Histoires d'info. Qui était Maurice Audin et que lui est-il arrivé ?
Jeudi 13 septembre, Emmanuel Macron a reconnu une forme de responsabilité de l’Etat dans la mort de Maurice Audin. Aujourd'hui encore, sa disparition soulève bien des questions, notamment celle de la reconnaissance de la responsabilité française concernant des actes de torture.
Maurice Audin était un jeune mathématicien, sur le point de soutenir sa thèse, lorsqu’il est arrêté par les parachutistes du général Massu au début du mois de juin 1957. Membre du Parti communiste algérien, parti dissous en 1955 mais qui survivait dans la clandestinité et de plus en plus dans l’orbite du FLN, Audin est accusé de porter secours aux "terroristes" algériens, combattus sans relâche par l’armée française. Il est arrêté peu de temps après l’attentat du Casino de juin 1957 qui coûta la vie à huit personnes et qui en blessa 92 autres.
"On l'a tué au couteau"
Maurice Audin ne reverra jamais sa famille. La version officielle a longtemps été celle de la fuite mais les proches d’Audin n’y crurent jamais. En 1958, l’historien Pierre Vidal-Naquet publie L’Affaire Audin aux Éditions de Minuit ; une enquête qui concluait à l’assassinat du jeune mathématicien par l’armée française. Il faut dire que durant le premier semestre 1957, l’armée française, en l’occurrence la 10e division de parachutistes, eut les mains libres, après que le pouvoir politique incarné par Robert Lacoste laissa tout pouvoir aux militaires dirigés par le général Massu. La torture, déjà éprouvée auparavant, devient la règle à l’encontre des militants du FLN mais aussi des Français coupables d’être leurs complices.
La version officielle de la disparition d’Audin – la fuite – ne tenait pas la route. Aucun historien sérieux n’y crut. Il fallut pourtant attendre janvier 2014 pour qu’un homme vienne révéler ce qui était réellement advenu à Maurice Audin. Cet homme, c’est le général Aussaresses, le bras droit de Massu pendant la bataille d’Alger du premier semestre 1957.
"On a tué Audin..."
Sur son lit de mort, à la fin de l’année 2013, il se confia au journaliste Jean-Charles Deniau qui l’enregistra. Le livre et l’enregistrement furent rendus publics en janvier 2014, quelques semaines après la mort d’Aussaresses. "Et bien... On a tué Audin. On l'a tué au couteau pour faire croire que c'était les Arabes qui l'avaient tué", révèle le général Aussaresses.

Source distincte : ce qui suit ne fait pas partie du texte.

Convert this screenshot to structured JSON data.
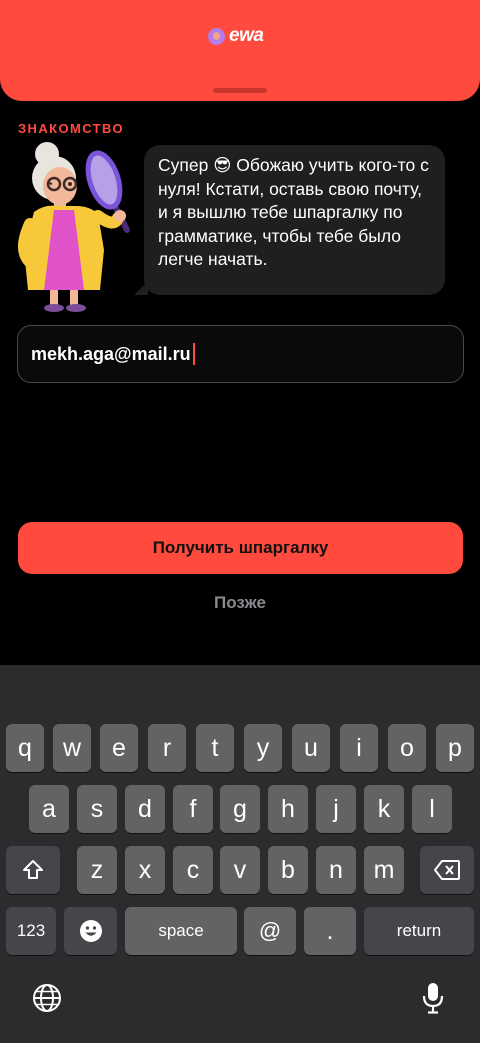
{
  "header": {
    "logo_text": "ewa",
    "accent_color": "#FF4A3D"
  },
  "section": {
    "label": "ЗНАКОМСТВО"
  },
  "message": {
    "text": "Супер 😎 Обожаю учить кого-то с нуля! Кстати, оставь свою почту, и я вышлю тебе шпаргалку по грамматике, чтобы тебе было легче начать."
  },
  "email": {
    "value": "mekh.aga@mail.ru"
  },
  "actions": {
    "primary_label": "Получить шпаргалку",
    "secondary_label": "Позже"
  },
  "keyboard": {
    "row1": [
      "q",
      "w",
      "e",
      "r",
      "t",
      "y",
      "u",
      "i",
      "o",
      "p"
    ],
    "row2": [
      "a",
      "s",
      "d",
      "f",
      "g",
      "h",
      "j",
      "k",
      "l"
    ],
    "row3": [
      "z",
      "x",
      "c",
      "v",
      "b",
      "n",
      "m"
    ],
    "numbers_label": "123",
    "space_label": "space",
    "at_label": "@",
    "dot_label": ".",
    "return_label": "return",
    "shift_icon": "shift-icon",
    "backspace_icon": "backspace-icon",
    "emoji_icon": "emoji-icon",
    "globe_icon": "globe-icon",
    "mic_icon": "microphone-icon"
  }
}
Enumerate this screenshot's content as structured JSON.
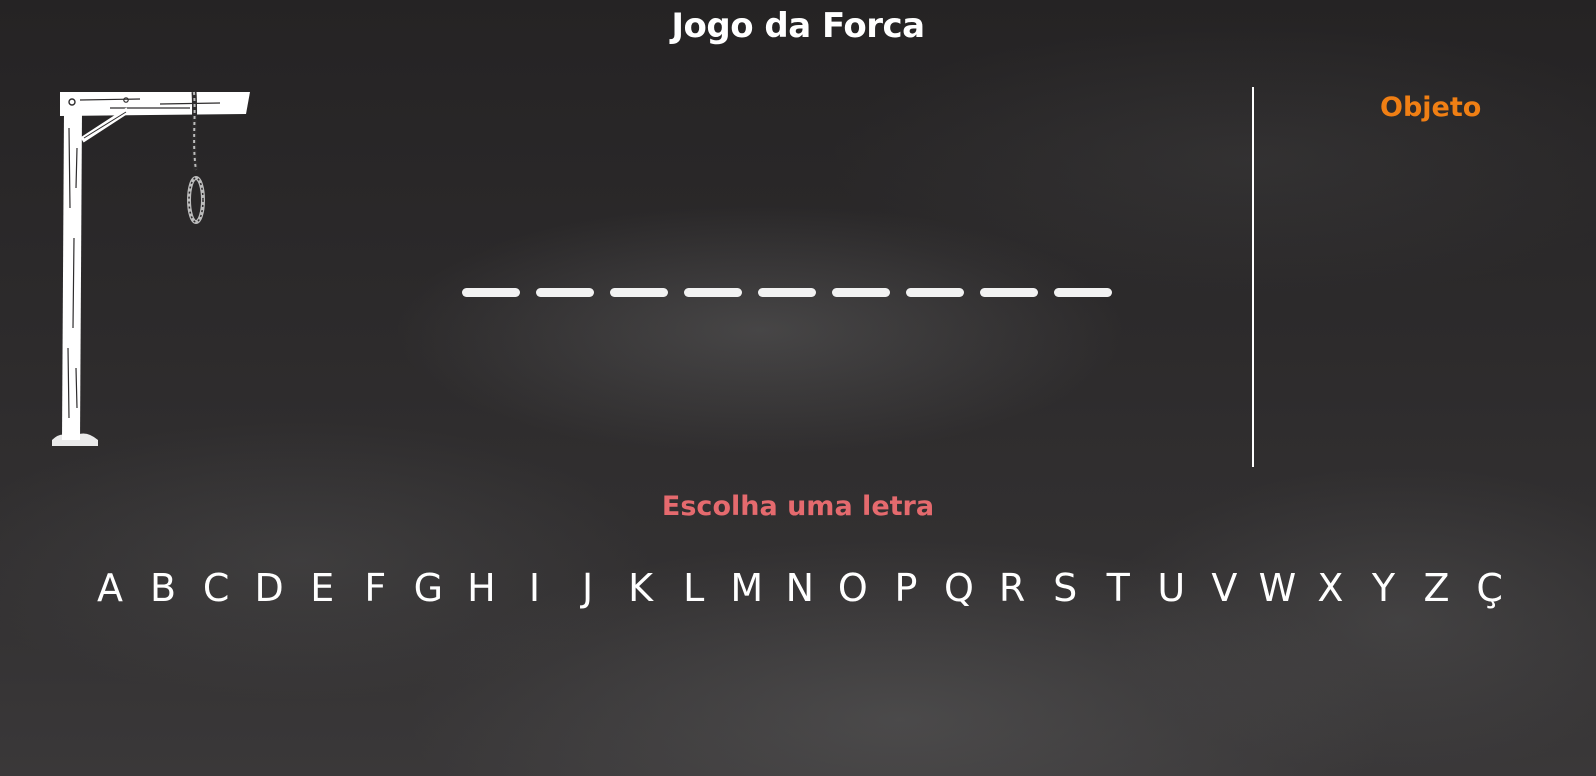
{
  "game": {
    "title": "Jogo da Forca",
    "category": "Objeto",
    "prompt": "Escolha uma letra",
    "word_length": 9
  },
  "alphabet": [
    "A",
    "B",
    "C",
    "D",
    "E",
    "F",
    "G",
    "H",
    "I",
    "J",
    "K",
    "L",
    "M",
    "N",
    "O",
    "P",
    "Q",
    "R",
    "S",
    "T",
    "U",
    "V",
    "W",
    "X",
    "Y",
    "Z",
    "Ç"
  ],
  "colors": {
    "background": "#2d2b2c",
    "title": "#ffffff",
    "category": "#f07f14",
    "prompt": "#e56a6e",
    "letters": "#ffffff"
  },
  "icons": {
    "gallows": "gallows-icon",
    "noose": "noose-icon"
  }
}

Quelques mois plus tard, le président de la République François Hollande déclare publiquement que Maurice Audin a été assassiné. "Il est mort durant sa détention", dit le président, le 18 juin 2014, à l’occasion de la remise du Prix Maurice Audin de mathématiques. Un discours dans la droite ligne de l'exigence de vérité historique de François Hollande sur la guerre d’Algérie énoncée en Algérie en décembre 2012. À ce moment-là, il annonçait d’ailleurs son souhait d’ouvrir les archives de l’armée. S’ils s’inscrivent dans la continuité de ceux de François Hollande, ils marquent cependant une évolution majeure.
Faire la lumière sur une pratique de la torture légalisée
Emmanuel Macron note la responsabilité des militaires français dans la mort de Maurice Audin dans ce qu’il appelle "un système légalement institué." C’est la reconnaissance de la torture, non pas comme fait isolé, mais comme une pratique légalisée. C’est là une rupture très importante dans le discours public de la France sur la torture en Algérie. Après avoir voté une série de lois d’amnistie dans les années 1960, la France se décide, enfin, à regarder les yeux grands ouverts son histoire et notamment les quelques mois de la bataille d’Alger.
Et en annonçant l’ouverture de toutes les archives, dont celles d’outre-mer, Emmanuel Macron ne s’arrête donc pas au cas d’Audin et veut faire la lumière sur tous les disparus, qui se comptent en centaines. Aussi, en appelant les particuliers à livrer leurs archives, on peut penser à celles conservées par la deuxième épouse du général Massu. Cela ouvre un débat public que les historiens ne peuvent qu’applaudir.
La reconnaissance de la responsabilité française dans la torture, rappelle celle de la France dans la rafle du Vel' d’Hiv', formulée avec courage par Jacques Chirac en 1995, puis précisée par Lionel Jospin et François Hollande. Certains, notamment à la droite de la droite, y verront une repentance insupportable. D’autres, en regrettant qu’il fallut attendre si longtemps, s’en féliciteront, et en premier lieu, l’infatigable épouse de Maurice Audin, qui voit plus de 60 ans de combat aboutir.